Much of the preparation for mounting storm windows requires fairly low-level skills. A homeowner who can do them will save money. A painting contractor also might do this prep work more carefully than an installer.

  1. Storm bed should be smooth and clean. This may require scraping away paint build up or old caulking. 
  2. Repair any deteriorated wood in the storm bed.
  3. Casing and blind stop must be securely fastened to the house. 
  4. If there is any unpainted wood, prime it and apply two coats of house paint to match the exterior casing.
  5. Make all measurements for width at top, center, and bottom. This will show if the window frame is square. For height, measure at right, center, and left. Storms should be measured to fill the entire storm bed. Follow manufacturer's instructions for minimum clearances, which usually are 1/16" along the sides and top. 
    • If windows do not have a blindstop, then storms must be mounted on the window casing or brick molding.
    • For this overlap mounting, the measurements are different. Storms must extend over the casings enough to provide a firm basis for mounting. 
    • Where blindstops exist, overlap mounting is not recommended, because it covers and obscures the decorative dimensions of the casing.
  6. For the best appearance, the storms and the sash should be the same color. Raw mill aluminum is paintable. Most storm manufacturers offer many colors or even custom colors.
  7. Mount in three steps.
    1. First, center the storm window in the opening. Ensure that all screw holes land on solid wood.
    2. Second, after removing the storm, lay a generous bed of caulk all around the sides and top of the storm bed. Do not caulk the bottom edge along the sill (see below.) Use a long-lived (and paintable) caulk. A complete and tight seal is essential for storms to cut air infiltration.
    3. Third, fasten the frame of the storm window to the storm bed per manufacturer's instructions.
      • Push the top of the storm snuggly into the very top of the opening. Temporarily fasten the top corners.
      • Use screws not nails.
      • Manufacturers generally advise that the storm window glass panels be installed before completely fastening the storm frame. This is a guide to keeping the storm frame square. Then the panels will not have gaps from the frame. And they will operate smoothly.
  8. Adjust the expander on the bottom of the storm window.
    Typical aluminum storm windows will come with a window sill expander, which allows the bottom of the storm window to expand (around ½ inch) to meet the angled sill of the window opening.
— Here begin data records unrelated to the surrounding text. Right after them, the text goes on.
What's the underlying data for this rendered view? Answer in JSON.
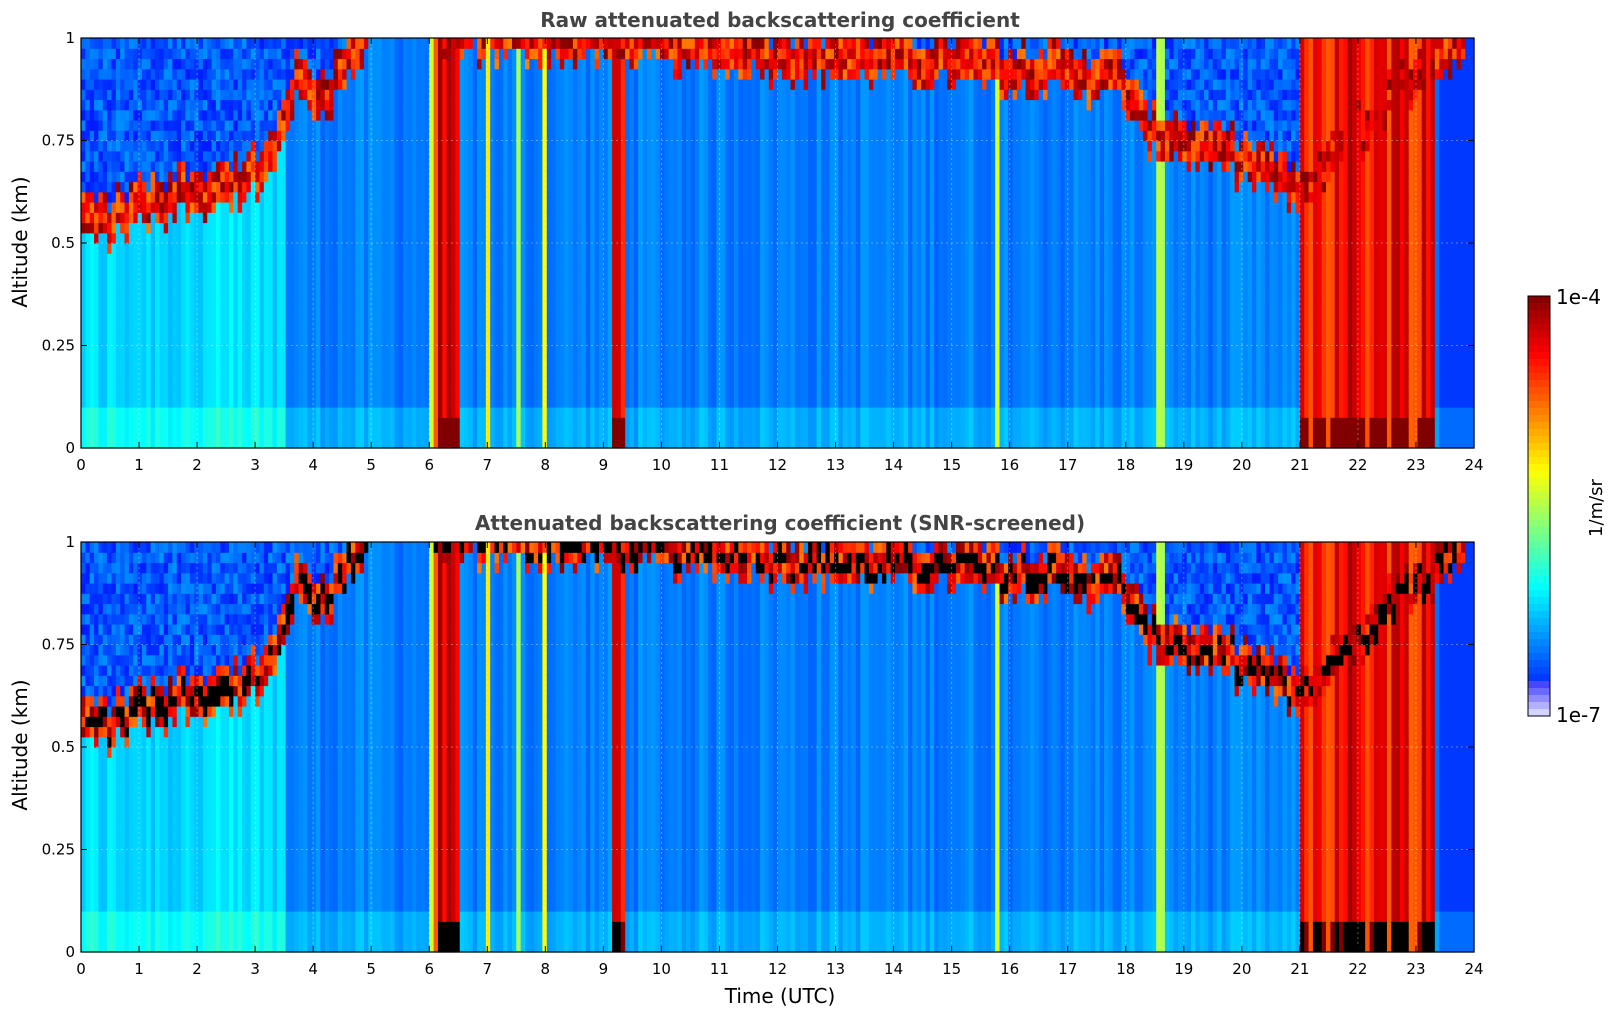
{
  "chart_data": [
    {
      "type": "heatmap",
      "title": "Raw attenuated backscattering coefficient",
      "xlabel": "",
      "ylabel": "Altitude (km)",
      "xlim": [
        0,
        24
      ],
      "ylim": [
        0,
        1
      ],
      "xticks": [
        "0",
        "1",
        "2",
        "3",
        "4",
        "5",
        "6",
        "7",
        "8",
        "9",
        "10",
        "11",
        "12",
        "13",
        "14",
        "15",
        "16",
        "17",
        "18",
        "19",
        "20",
        "21",
        "22",
        "23",
        "24"
      ],
      "yticks": [
        "0",
        "0.25",
        "0.5",
        "0.75",
        "1"
      ],
      "grid": true,
      "colormap": "jet",
      "color_scale": "log",
      "value_range": [
        1e-07,
        0.0001
      ],
      "screened_black": false
    },
    {
      "type": "heatmap",
      "title": "Attenuated backscattering coefficient (SNR-screened)",
      "xlabel": "Time (UTC)",
      "ylabel": "Altitude (km)",
      "xlim": [
        0,
        24
      ],
      "ylim": [
        0,
        1
      ],
      "xticks": [
        "0",
        "1",
        "2",
        "3",
        "4",
        "5",
        "6",
        "7",
        "8",
        "9",
        "10",
        "11",
        "12",
        "13",
        "14",
        "15",
        "16",
        "17",
        "18",
        "19",
        "20",
        "21",
        "22",
        "23",
        "24"
      ],
      "yticks": [
        "0",
        "0.25",
        "0.5",
        "0.75",
        "1"
      ],
      "grid": true,
      "colormap": "jet",
      "color_scale": "log",
      "value_range": [
        1e-07,
        0.0001
      ],
      "screened_black": true
    }
  ],
  "colorbar": {
    "label": "1/m/sr",
    "max_label": "1e-4",
    "min_label": "1e-7"
  },
  "features": {
    "cloud_top_km": [
      [
        0.0,
        0.55
      ],
      [
        0.5,
        0.53
      ],
      [
        1.0,
        0.57
      ],
      [
        2.0,
        0.6
      ],
      [
        3.0,
        0.63
      ],
      [
        3.3,
        0.68
      ],
      [
        3.7,
        0.88
      ],
      [
        4.2,
        0.83
      ],
      [
        5.0,
        1.0
      ],
      [
        17.9,
        0.88
      ],
      [
        18.3,
        0.75
      ],
      [
        19.0,
        0.72
      ],
      [
        20.0,
        0.68
      ],
      [
        20.8,
        0.62
      ],
      [
        21.0,
        0.6
      ],
      [
        24.0,
        1.0
      ]
    ],
    "intense_stripes_hours": [
      [
        6.0,
        6.5
      ],
      [
        9.15,
        9.35
      ],
      [
        21.0,
        23.3
      ]
    ],
    "weak_stripes_hours": [
      6.05,
      7.0,
      7.55,
      8.0,
      15.8,
      18.6
    ]
  }
}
Tap down the adjustable expander tight against the windowsill. The expander should make even contact across the bottom sill.
  9. The bottom edge of the storm window should have weep holes at the sill to allow moisture to escape. Be sure these are not plugged by paint or caulk. If a storm does not have weep holes, create 2-3 along the bottom edge of the expander. 
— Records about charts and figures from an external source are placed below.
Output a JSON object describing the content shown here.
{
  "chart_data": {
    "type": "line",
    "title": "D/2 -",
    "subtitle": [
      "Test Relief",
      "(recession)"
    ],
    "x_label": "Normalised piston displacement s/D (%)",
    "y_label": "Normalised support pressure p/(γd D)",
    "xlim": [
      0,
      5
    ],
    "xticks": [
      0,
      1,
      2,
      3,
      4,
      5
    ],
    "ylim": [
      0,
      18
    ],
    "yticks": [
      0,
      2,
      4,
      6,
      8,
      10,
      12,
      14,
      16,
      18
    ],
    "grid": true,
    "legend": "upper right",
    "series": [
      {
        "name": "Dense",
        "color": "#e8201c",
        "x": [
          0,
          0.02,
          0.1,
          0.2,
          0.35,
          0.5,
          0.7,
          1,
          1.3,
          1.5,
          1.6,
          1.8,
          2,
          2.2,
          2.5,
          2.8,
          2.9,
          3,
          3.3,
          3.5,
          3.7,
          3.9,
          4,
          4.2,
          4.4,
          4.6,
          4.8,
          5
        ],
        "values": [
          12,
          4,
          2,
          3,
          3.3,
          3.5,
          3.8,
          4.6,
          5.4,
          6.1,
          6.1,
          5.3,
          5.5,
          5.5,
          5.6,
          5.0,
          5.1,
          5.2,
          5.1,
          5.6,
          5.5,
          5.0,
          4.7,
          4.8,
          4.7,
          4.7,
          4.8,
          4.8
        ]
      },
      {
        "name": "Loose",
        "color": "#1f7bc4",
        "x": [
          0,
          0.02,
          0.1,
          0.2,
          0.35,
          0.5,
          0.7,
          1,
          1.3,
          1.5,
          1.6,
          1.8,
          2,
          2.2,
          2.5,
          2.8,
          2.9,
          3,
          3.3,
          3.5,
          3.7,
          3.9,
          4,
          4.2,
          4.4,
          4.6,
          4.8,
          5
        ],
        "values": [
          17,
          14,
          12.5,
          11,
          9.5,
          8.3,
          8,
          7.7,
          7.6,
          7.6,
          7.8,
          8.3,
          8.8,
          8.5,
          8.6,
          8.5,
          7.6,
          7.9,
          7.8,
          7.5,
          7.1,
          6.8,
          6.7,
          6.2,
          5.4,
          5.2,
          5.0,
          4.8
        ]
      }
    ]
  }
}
    "The most common mistake people make is to caulk the storm's bottom edge, along the windowsill," he says. That can trap water that leaks in or condenses on the inside of the glass. "You want to give water a chance to escape before it causes any damage." Tom Silva, This Old House.
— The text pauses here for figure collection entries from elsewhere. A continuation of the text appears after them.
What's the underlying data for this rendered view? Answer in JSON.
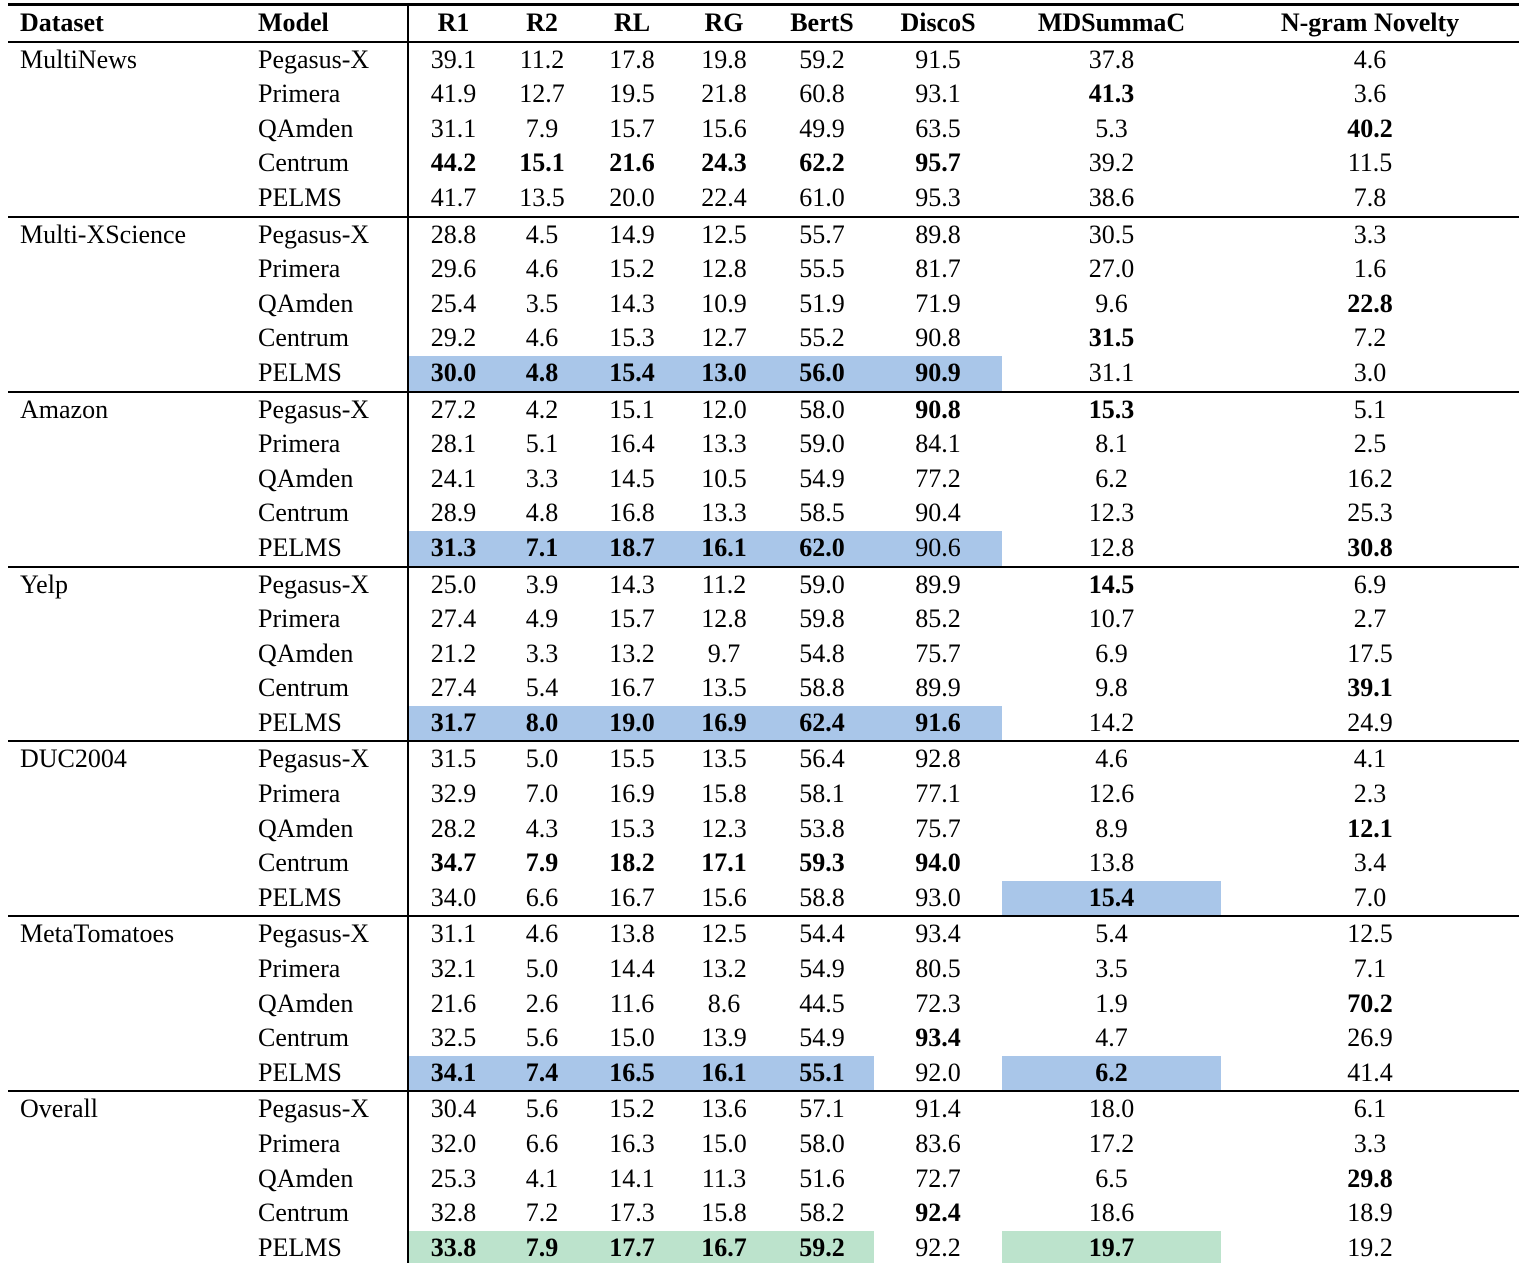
{
  "table": {
    "columns": [
      "Dataset",
      "Model",
      "R1",
      "R2",
      "RL",
      "RG",
      "BertS",
      "DiscoS",
      "MDSummaC",
      "N-gram Novelty"
    ],
    "highlight_colors": {
      "blue": "#a9c6e9",
      "green": "#bce3cc"
    },
    "groups": [
      {
        "dataset": "MultiNews",
        "rows": [
          {
            "model": "Pegasus-X",
            "values": [
              "39.1",
              "11.2",
              "17.8",
              "19.8",
              "59.2",
              "91.5",
              "37.8",
              "4.6"
            ],
            "bold": []
          },
          {
            "model": "Primera",
            "values": [
              "41.9",
              "12.7",
              "19.5",
              "21.8",
              "60.8",
              "93.1",
              "41.3",
              "3.6"
            ],
            "bold": [
              6
            ]
          },
          {
            "model": "QAmden",
            "values": [
              "31.1",
              "7.9",
              "15.7",
              "15.6",
              "49.9",
              "63.5",
              "5.3",
              "40.2"
            ],
            "bold": [
              7
            ]
          },
          {
            "model": "Centrum",
            "values": [
              "44.2",
              "15.1",
              "21.6",
              "24.3",
              "62.2",
              "95.7",
              "39.2",
              "11.5"
            ],
            "bold": [
              0,
              1,
              2,
              3,
              4,
              5
            ]
          },
          {
            "model": "PELMS",
            "values": [
              "41.7",
              "13.5",
              "20.0",
              "22.4",
              "61.0",
              "95.3",
              "38.6",
              "7.8"
            ],
            "bold": []
          }
        ]
      },
      {
        "dataset": "Multi-XScience",
        "rows": [
          {
            "model": "Pegasus-X",
            "values": [
              "28.8",
              "4.5",
              "14.9",
              "12.5",
              "55.7",
              "89.8",
              "30.5",
              "3.3"
            ],
            "bold": []
          },
          {
            "model": "Primera",
            "values": [
              "29.6",
              "4.6",
              "15.2",
              "12.8",
              "55.5",
              "81.7",
              "27.0",
              "1.6"
            ],
            "bold": []
          },
          {
            "model": "QAmden",
            "values": [
              "25.4",
              "3.5",
              "14.3",
              "10.9",
              "51.9",
              "71.9",
              "9.6",
              "22.8"
            ],
            "bold": [
              7
            ]
          },
          {
            "model": "Centrum",
            "values": [
              "29.2",
              "4.6",
              "15.3",
              "12.7",
              "55.2",
              "90.8",
              "31.5",
              "7.2"
            ],
            "bold": [
              6
            ]
          },
          {
            "model": "PELMS",
            "values": [
              "30.0",
              "4.8",
              "15.4",
              "13.0",
              "56.0",
              "90.9",
              "31.1",
              "3.0"
            ],
            "bold": [
              0,
              1,
              2,
              3,
              4,
              5
            ],
            "highlight": {
              "color": "blue",
              "cols": [
                0,
                1,
                2,
                3,
                4,
                5
              ]
            }
          }
        ]
      },
      {
        "dataset": "Amazon",
        "rows": [
          {
            "model": "Pegasus-X",
            "values": [
              "27.2",
              "4.2",
              "15.1",
              "12.0",
              "58.0",
              "90.8",
              "15.3",
              "5.1"
            ],
            "bold": [
              5,
              6
            ]
          },
          {
            "model": "Primera",
            "values": [
              "28.1",
              "5.1",
              "16.4",
              "13.3",
              "59.0",
              "84.1",
              "8.1",
              "2.5"
            ],
            "bold": []
          },
          {
            "model": "QAmden",
            "values": [
              "24.1",
              "3.3",
              "14.5",
              "10.5",
              "54.9",
              "77.2",
              "6.2",
              "16.2"
            ],
            "bold": []
          },
          {
            "model": "Centrum",
            "values": [
              "28.9",
              "4.8",
              "16.8",
              "13.3",
              "58.5",
              "90.4",
              "12.3",
              "25.3"
            ],
            "bold": []
          },
          {
            "model": "PELMS",
            "values": [
              "31.3",
              "7.1",
              "18.7",
              "16.1",
              "62.0",
              "90.6",
              "12.8",
              "30.8"
            ],
            "bold": [
              0,
              1,
              2,
              3,
              4,
              7
            ],
            "highlight": {
              "color": "blue",
              "cols": [
                0,
                1,
                2,
                3,
                4,
                5
              ]
            }
          }
        ]
      },
      {
        "dataset": "Yelp",
        "rows": [
          {
            "model": "Pegasus-X",
            "values": [
              "25.0",
              "3.9",
              "14.3",
              "11.2",
              "59.0",
              "89.9",
              "14.5",
              "6.9"
            ],
            "bold": [
              6
            ]
          },
          {
            "model": "Primera",
            "values": [
              "27.4",
              "4.9",
              "15.7",
              "12.8",
              "59.8",
              "85.2",
              "10.7",
              "2.7"
            ],
            "bold": []
          },
          {
            "model": "QAmden",
            "values": [
              "21.2",
              "3.3",
              "13.2",
              "9.7",
              "54.8",
              "75.7",
              "6.9",
              "17.5"
            ],
            "bold": []
          },
          {
            "model": "Centrum",
            "values": [
              "27.4",
              "5.4",
              "16.7",
              "13.5",
              "58.8",
              "89.9",
              "9.8",
              "39.1"
            ],
            "bold": [
              7
            ]
          },
          {
            "model": "PELMS",
            "values": [
              "31.7",
              "8.0",
              "19.0",
              "16.9",
              "62.4",
              "91.6",
              "14.2",
              "24.9"
            ],
            "bold": [
              0,
              1,
              2,
              3,
              4,
              5
            ],
            "highlight": {
              "color": "blue",
              "cols": [
                0,
                1,
                2,
                3,
                4,
                5
              ]
            }
          }
        ]
      },
      {
        "dataset": "DUC2004",
        "rows": [
          {
            "model": "Pegasus-X",
            "values": [
              "31.5",
              "5.0",
              "15.5",
              "13.5",
              "56.4",
              "92.8",
              "4.6",
              "4.1"
            ],
            "bold": []
          },
          {
            "model": "Primera",
            "values": [
              "32.9",
              "7.0",
              "16.9",
              "15.8",
              "58.1",
              "77.1",
              "12.6",
              "2.3"
            ],
            "bold": []
          },
          {
            "model": "QAmden",
            "values": [
              "28.2",
              "4.3",
              "15.3",
              "12.3",
              "53.8",
              "75.7",
              "8.9",
              "12.1"
            ],
            "bold": [
              7
            ]
          },
          {
            "model": "Centrum",
            "values": [
              "34.7",
              "7.9",
              "18.2",
              "17.1",
              "59.3",
              "94.0",
              "13.8",
              "3.4"
            ],
            "bold": [
              0,
              1,
              2,
              3,
              4,
              5
            ]
          },
          {
            "model": "PELMS",
            "values": [
              "34.0",
              "6.6",
              "16.7",
              "15.6",
              "58.8",
              "93.0",
              "15.4",
              "7.0"
            ],
            "bold": [
              6
            ],
            "highlight": {
              "color": "blue",
              "cols": [
                6
              ]
            }
          }
        ]
      },
      {
        "dataset": "MetaTomatoes",
        "rows": [
          {
            "model": "Pegasus-X",
            "values": [
              "31.1",
              "4.6",
              "13.8",
              "12.5",
              "54.4",
              "93.4",
              "5.4",
              "12.5"
            ],
            "bold": []
          },
          {
            "model": "Primera",
            "values": [
              "32.1",
              "5.0",
              "14.4",
              "13.2",
              "54.9",
              "80.5",
              "3.5",
              "7.1"
            ],
            "bold": []
          },
          {
            "model": "QAmden",
            "values": [
              "21.6",
              "2.6",
              "11.6",
              "8.6",
              "44.5",
              "72.3",
              "1.9",
              "70.2"
            ],
            "bold": [
              7
            ]
          },
          {
            "model": "Centrum",
            "values": [
              "32.5",
              "5.6",
              "15.0",
              "13.9",
              "54.9",
              "93.4",
              "4.7",
              "26.9"
            ],
            "bold": [
              5
            ]
          },
          {
            "model": "PELMS",
            "values": [
              "34.1",
              "7.4",
              "16.5",
              "16.1",
              "55.1",
              "92.0",
              "6.2",
              "41.4"
            ],
            "bold": [
              0,
              1,
              2,
              3,
              4,
              6
            ],
            "highlight": {
              "color": "blue",
              "cols": [
                0,
                1,
                2,
                3,
                4,
                6
              ]
            }
          }
        ]
      },
      {
        "dataset": "Overall",
        "rows": [
          {
            "model": "Pegasus-X",
            "values": [
              "30.4",
              "5.6",
              "15.2",
              "13.6",
              "57.1",
              "91.4",
              "18.0",
              "6.1"
            ],
            "bold": []
          },
          {
            "model": "Primera",
            "values": [
              "32.0",
              "6.6",
              "16.3",
              "15.0",
              "58.0",
              "83.6",
              "17.2",
              "3.3"
            ],
            "bold": []
          },
          {
            "model": "QAmden",
            "values": [
              "25.3",
              "4.1",
              "14.1",
              "11.3",
              "51.6",
              "72.7",
              "6.5",
              "29.8"
            ],
            "bold": [
              7
            ]
          },
          {
            "model": "Centrum",
            "values": [
              "32.8",
              "7.2",
              "17.3",
              "15.8",
              "58.2",
              "92.4",
              "18.6",
              "18.9"
            ],
            "bold": [
              5
            ]
          },
          {
            "model": "PELMS",
            "values": [
              "33.8",
              "7.9",
              "17.7",
              "16.7",
              "59.2",
              "92.2",
              "19.7",
              "19.2"
            ],
            "bold": [
              0,
              1,
              2,
              3,
              4,
              6
            ],
            "highlight": {
              "color": "green",
              "cols": [
                0,
                1,
                2,
                3,
                4,
                6
              ]
            }
          }
        ]
      }
    ]
  }
}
  10. Interior caulking between the storm and the blindstop (or casing) of the window adds more protection against air infiltration. This is possible to do only if the window sash are operable. If they are not, then if the window sash ever are removed in the future for repair or restoration, there is an opportunity to caulk. Again, weep holes (or even the entire bottom edge of the storm) must be left open. 

Bob Vila demonstrates installation of an exterior 2-3 track aluminum storm window: (VIDEO)

Interior Storm Windows
Many different designs of interior storm windows are available. They mount in a variety of different ways. Follow manufacturer's directions.

General Installation Guidelines
  1. The goal is to have a tight seal of the storm window or panel with the window frame to eliminate any air leaks.
  2. If the interior storm has a framework, it should seal tightly with the window frame.
  3. If the storm has a removable panel, it should seal tightly into the frame.